Columnist and academic Professor Gary Slapper recommends ten ways for law students to grasp the bigger picture before they become mired in the detail of study

1. Read Kafka’s The Trial. Kafka: “You should only read those books which bite and sting you”. This will.

2. Read To Kill a Mockingbird. In a “lawin’ family” you learn “there ain’t any definite answers to anything”.

3. Watch 12 Angry Men (1957), a magnificently suspenseful film about truth, evidence, reason and prejudice.

4. Watch Witness for the Prosecution (1957), a court masterpiece with cantankerous barrister Sir Wilfrid Robarts.

5. See The Merchant of Venice, featuring many gripping questions of justice, technique and jurisprudence.

6. Get used to reading cases by trying a few. Here’s an example, described by one of the judges hearing it as “about as extraordinary a case as my brethren and I have ever heard either on the Bench or while at the Bar”.

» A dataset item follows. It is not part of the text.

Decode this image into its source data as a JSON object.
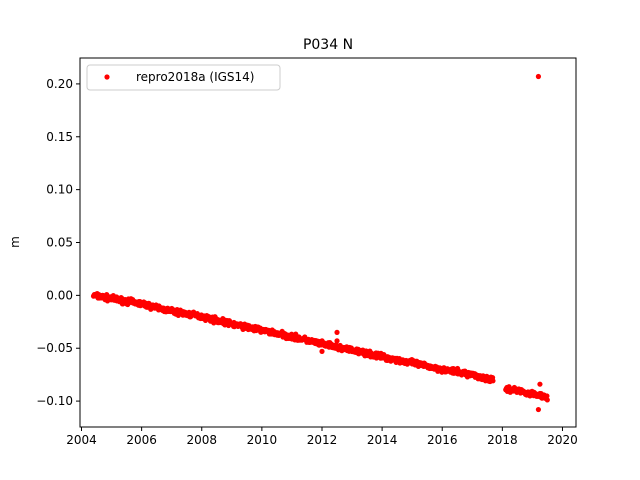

7. Visit your local civil and criminal courts to watch law dissected and applied to life.

8. Look at the legal scenery from top of the law edifice: visit the Supreme Court.

9. Follow tweets of lawyers, judges, journalists, reformers, academics and students, including people who annoy you .


10. Tweet law thoughts — no better crucible for testing your ideas. To be corrected or confirmed is to learn.